Nike, Supreme, and other big brands have been taking into account the heavy botting traffic at each drop to make sure that regular users don’t suffer the influx of bot traffic that has more than once crashed more than one retailer websites. All the while, bot makers are getting sneakier, collaborating to pass a change in protocols to cop as many sneakers as possible. Most stores such as Nike have now placed an anti-botting clause in their terms of use and resorted to the Raffles system where users are selected systematically to ensure human purchase, one person per sneaker, but that doesn’t seem to solve the problem.

Another interesting aspect is the fact that not all bots are actually breaking any kind of website terms; some bots simply allow the users to leverage the speed to get their pre-scheduled order on time and efficiently quicker. It saves them long hours of wait and the chance that another bot user is going to snatch their chance away to buy their favorite pair of sneakers. And who are we kidding? It may just be another aftermarket seller looking to cop as many pairs as possible to make some extra buck; after all, it is not illegal

One can only begin to realize the ethical dilemma when you start to zoom out of the micro-level issues and look at the industry as a whole. Nike, Supreme, and other brands are competing to stay on top in the retail market, and the hype only increases when the latest “sneaker” as quickly as possible. Despite the fact that brands can actually press charges and good evidence that brands can track down the bot users, not even a single has been reported to date, coincidence? Definitely not!

Another issue is the fact that even though the legislation to ban the use of bots to buy cinema tickets in the United States was approved, to date, there is no proper mechanism to bring the botters to justice. Michael, a bot shop owner, commented anonymously that even if the Stopping Grinch Bots Act was approved, it wouldn’t make much difference. People are already using proxies, and they are likely to use virtual private networks (VPNs) to get a workaround.
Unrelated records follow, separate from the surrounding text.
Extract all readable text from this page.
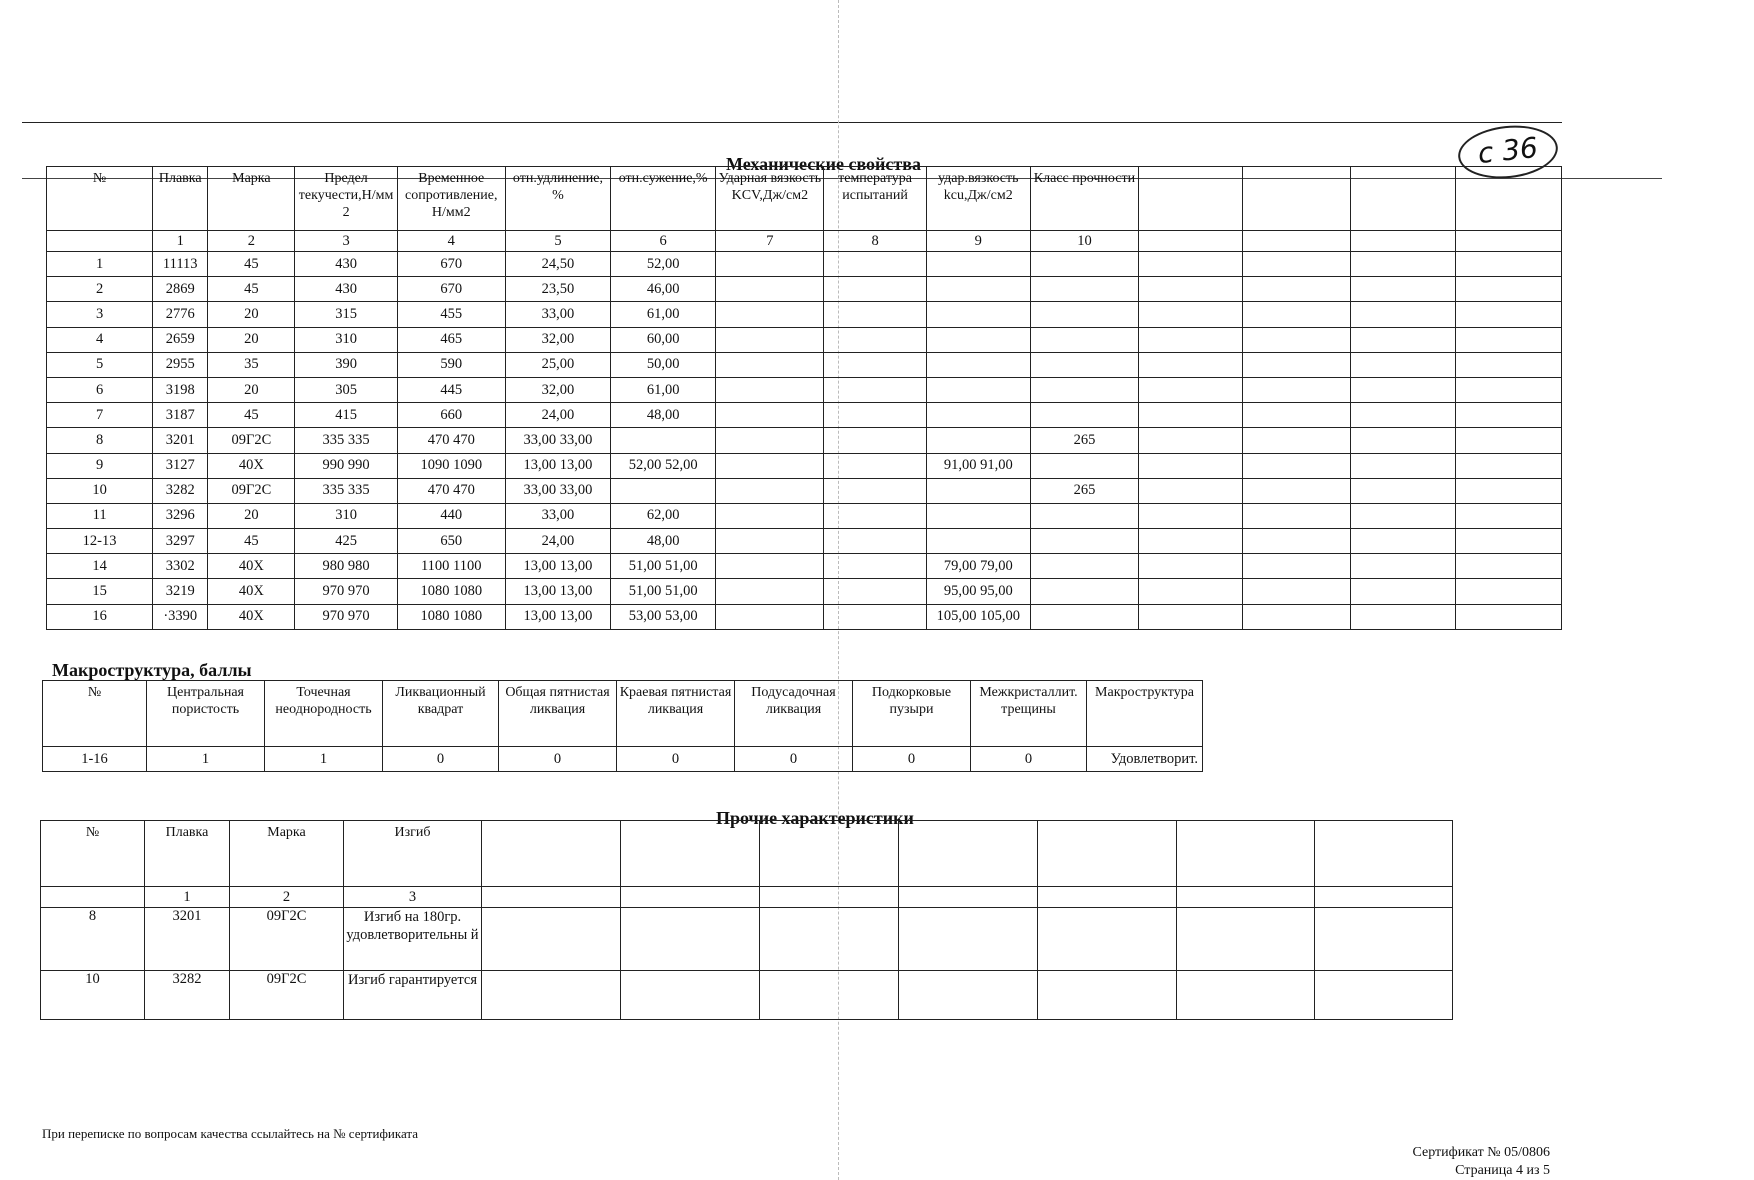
с 36
Механические свойства
№	Плавка	Марка	Предел текучести,Н/мм 2	Временное сопротивление, Н/мм2	отн.удлинение, %	отн.сужение,%	Ударная вязкость KCV,Дж/см2	температура испытаний	удар.вязкость kcu,Дж/см2	Класс прочности				
	1	2	3	4	5	6	7	8	9	10				
1	11113	45	430	670	24,50	52,00								
2	2869	45	430	670	23,50	46,00								
3	2776	20	315	455	33,00	61,00								
4	2659	20	310	465	32,00	60,00								
5	2955	35	390	590	25,00	50,00								
6	3198	20	305	445	32,00	61,00								
7	3187	45	415	660	24,00	48,00								
8	3201	09Г2С	335 335	470 470	33,00 33,00					265				
9	3127	40Х	990 990	1090 1090	13,00 13,00	52,00 52,00			91,00 91,00					
10	3282	09Г2С	335 335	470 470	33,00 33,00					265				
11	3296	20	310	440	33,00	62,00								
12-13	3297	45	425	650	24,00	48,00								
14	3302	40Х	980 980	1100 1100	13,00 13,00	51,00 51,00			79,00 79,00					
15	3219	40Х	970 970	1080 1080	13,00 13,00	51,00 51,00			95,00 95,00					
16	·3390	40Х	970 970	1080 1080	13,00 13,00	53,00 53,00			105,00 105,00					
Макроструктура, баллы
№	Центральная пористость	Точечная неоднородность	Ликвационный квадрат	Общая пятнистая ликвация	Краевая пятнистая ликвация	Подусадочная ликвация	Подкорковые пузыри	Межкристаллит. трещины	Макроструктура
1-16	1	1	0	0	0	0	0	0	Удовлетворит.
Прочие характеристики
№	Плавка	Марка	Изгиб							
	1	2	3							
8	3201	09Г2С	Изгиб на 180гр. удовлетворительны й							
10	3282	09Г2С	Изгиб гарантируется							
При переписке по вопросам качества ссылайтесь на № сертификата
Сертификат № 05/0806
Страница 4 из 5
On the one hand, brands are taking various measures to create the job harder for bot users, the industry is already in place, and as Kabbara puts it, “… anything humans can do, bots can simulate”.

Our Word

The U.S Footwear industry totaled up to $79.93 until 2017, and the global industry is believed to be reaching $320 billion by 2023. Everything is going online, and like it or not; bots are now a part of the game. While sneakers are a luxury rather than a necessity, regardless of what the brands do, as long as there is the internet, there would be bots. The best-case scenario for brands is to meet the botting industry halfway, creating a half botting half direct sale mechanism to create a new level plain field.